Pour ceux qui auraient encore quelques doutes, qu’ils se posent ces 6 ultimes questions :

- Le RPR ayant épongé une grosse partie des dettes de Villiers à la présidentielle de 1995, celui-ci irait-il vraiment sans aucun filet financier à celle de 2007, avec les sondages actuels ?
- Son soutien inconditionnel à l’Atlantisme et à Israël le prédispose t-il à rompre vraiment avec l’UMP et à se rapprocher un jour du FN ? Ses alliés le lui permettraient-ils ? Evidemment non. Et ce sont ces soutiens qui relieront sa coque au trimaran de SARKOZY.
- Si Villiers était vraiment sincère sur l’Europe, pourquoi ne mettrait-il pas tout en œuvre pour que le meilleur candidat du NON soit présent au 2e tour le 6 mai 2007 ?
- Rompre avec l’UMP, c’est prendre le risque de perdre bientôt la majorité en Vendée, mais surtout les acquis de ses initiatives locales (Puy du Fou, Vendée Globe etc) et les subventions y afférentes. Ne préfère t-il pas au final ses intérêts en Vendée à ceux du Pays ?
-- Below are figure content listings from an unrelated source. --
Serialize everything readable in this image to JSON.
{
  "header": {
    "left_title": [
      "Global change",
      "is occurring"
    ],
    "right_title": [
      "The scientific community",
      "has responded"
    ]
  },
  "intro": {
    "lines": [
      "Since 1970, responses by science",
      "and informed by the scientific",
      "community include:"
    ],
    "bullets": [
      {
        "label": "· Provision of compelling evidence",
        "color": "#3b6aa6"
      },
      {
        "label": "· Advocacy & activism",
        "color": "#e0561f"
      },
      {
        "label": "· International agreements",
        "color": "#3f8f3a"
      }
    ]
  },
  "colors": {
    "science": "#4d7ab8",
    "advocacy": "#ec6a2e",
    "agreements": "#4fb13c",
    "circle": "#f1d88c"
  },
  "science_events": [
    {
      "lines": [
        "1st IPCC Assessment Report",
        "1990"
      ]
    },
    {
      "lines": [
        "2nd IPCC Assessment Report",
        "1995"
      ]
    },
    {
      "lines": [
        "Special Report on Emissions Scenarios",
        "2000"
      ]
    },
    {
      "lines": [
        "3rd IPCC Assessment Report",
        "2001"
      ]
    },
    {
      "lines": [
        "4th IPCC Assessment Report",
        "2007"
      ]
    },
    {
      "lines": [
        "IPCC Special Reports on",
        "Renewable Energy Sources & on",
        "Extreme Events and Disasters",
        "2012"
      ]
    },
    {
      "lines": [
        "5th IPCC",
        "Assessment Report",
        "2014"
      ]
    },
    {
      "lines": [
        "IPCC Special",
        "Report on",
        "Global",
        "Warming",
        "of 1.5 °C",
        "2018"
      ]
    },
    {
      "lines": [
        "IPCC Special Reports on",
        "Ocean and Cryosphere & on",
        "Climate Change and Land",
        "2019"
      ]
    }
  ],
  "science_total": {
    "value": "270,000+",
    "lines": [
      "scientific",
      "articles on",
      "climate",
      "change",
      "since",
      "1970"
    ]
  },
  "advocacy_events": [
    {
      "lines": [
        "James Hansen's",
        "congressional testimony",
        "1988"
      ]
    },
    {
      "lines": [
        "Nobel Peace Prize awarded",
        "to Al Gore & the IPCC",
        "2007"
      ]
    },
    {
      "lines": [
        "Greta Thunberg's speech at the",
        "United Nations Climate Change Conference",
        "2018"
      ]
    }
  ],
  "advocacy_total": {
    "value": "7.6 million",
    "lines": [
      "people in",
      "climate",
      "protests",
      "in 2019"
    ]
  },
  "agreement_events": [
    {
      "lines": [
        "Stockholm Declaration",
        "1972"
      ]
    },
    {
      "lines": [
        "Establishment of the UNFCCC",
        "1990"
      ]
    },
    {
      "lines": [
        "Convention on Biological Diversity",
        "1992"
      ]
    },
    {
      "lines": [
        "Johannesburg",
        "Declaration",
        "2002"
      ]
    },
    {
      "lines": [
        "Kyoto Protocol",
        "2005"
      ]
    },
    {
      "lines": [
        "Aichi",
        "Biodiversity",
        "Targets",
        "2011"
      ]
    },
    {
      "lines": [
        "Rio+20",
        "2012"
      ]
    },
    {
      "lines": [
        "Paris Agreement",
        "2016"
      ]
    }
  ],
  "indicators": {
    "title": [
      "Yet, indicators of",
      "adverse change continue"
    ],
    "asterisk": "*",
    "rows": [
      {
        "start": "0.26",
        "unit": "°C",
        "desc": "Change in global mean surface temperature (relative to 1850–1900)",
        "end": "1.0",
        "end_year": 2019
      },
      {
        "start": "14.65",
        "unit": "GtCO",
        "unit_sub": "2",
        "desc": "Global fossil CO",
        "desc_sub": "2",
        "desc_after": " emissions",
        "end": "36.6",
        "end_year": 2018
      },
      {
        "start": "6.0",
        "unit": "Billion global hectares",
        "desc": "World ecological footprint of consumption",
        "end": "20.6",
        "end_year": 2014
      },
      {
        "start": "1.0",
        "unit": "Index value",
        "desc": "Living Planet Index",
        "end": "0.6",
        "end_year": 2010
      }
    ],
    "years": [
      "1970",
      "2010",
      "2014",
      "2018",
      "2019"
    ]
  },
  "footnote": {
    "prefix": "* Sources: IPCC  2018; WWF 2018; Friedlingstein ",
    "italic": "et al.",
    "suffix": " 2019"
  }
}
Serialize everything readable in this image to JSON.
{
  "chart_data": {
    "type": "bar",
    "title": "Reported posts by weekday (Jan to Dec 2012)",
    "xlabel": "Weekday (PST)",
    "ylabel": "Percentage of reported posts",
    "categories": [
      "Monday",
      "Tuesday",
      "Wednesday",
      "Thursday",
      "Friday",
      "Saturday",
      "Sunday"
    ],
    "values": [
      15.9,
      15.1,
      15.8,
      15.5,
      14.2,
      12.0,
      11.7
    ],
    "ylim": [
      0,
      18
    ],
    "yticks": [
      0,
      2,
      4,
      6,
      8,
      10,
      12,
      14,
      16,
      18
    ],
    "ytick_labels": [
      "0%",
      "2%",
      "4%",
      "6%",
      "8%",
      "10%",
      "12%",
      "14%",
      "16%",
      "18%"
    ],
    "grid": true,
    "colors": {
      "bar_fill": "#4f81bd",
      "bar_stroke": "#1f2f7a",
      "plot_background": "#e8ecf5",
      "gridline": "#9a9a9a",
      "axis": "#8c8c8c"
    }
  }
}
- Les élus du MPF au sein des municipalités comme des Régions (rares) sur des listes UMP ou RPR-UDF seraient-ils disposés à menacer leurs sièges et délégations ainsi que leurs futures investitures en acceptant de suivre leur Président dans une vraie rupture avec la majorité, a fortiori dans une alliance avec LE PEN ? Probablement pas car ils sont attachés à leur conception bourgeoise du notable. Or, ils sont toujours au sein du MPF et n’ont pas démissionné. C’est dire si les surenchères de leur patron ne les inquiètent pas. Ils savent que leur intérêt passe par une nécessaire relativisation.

Et poser ces questions, c’est y répondre.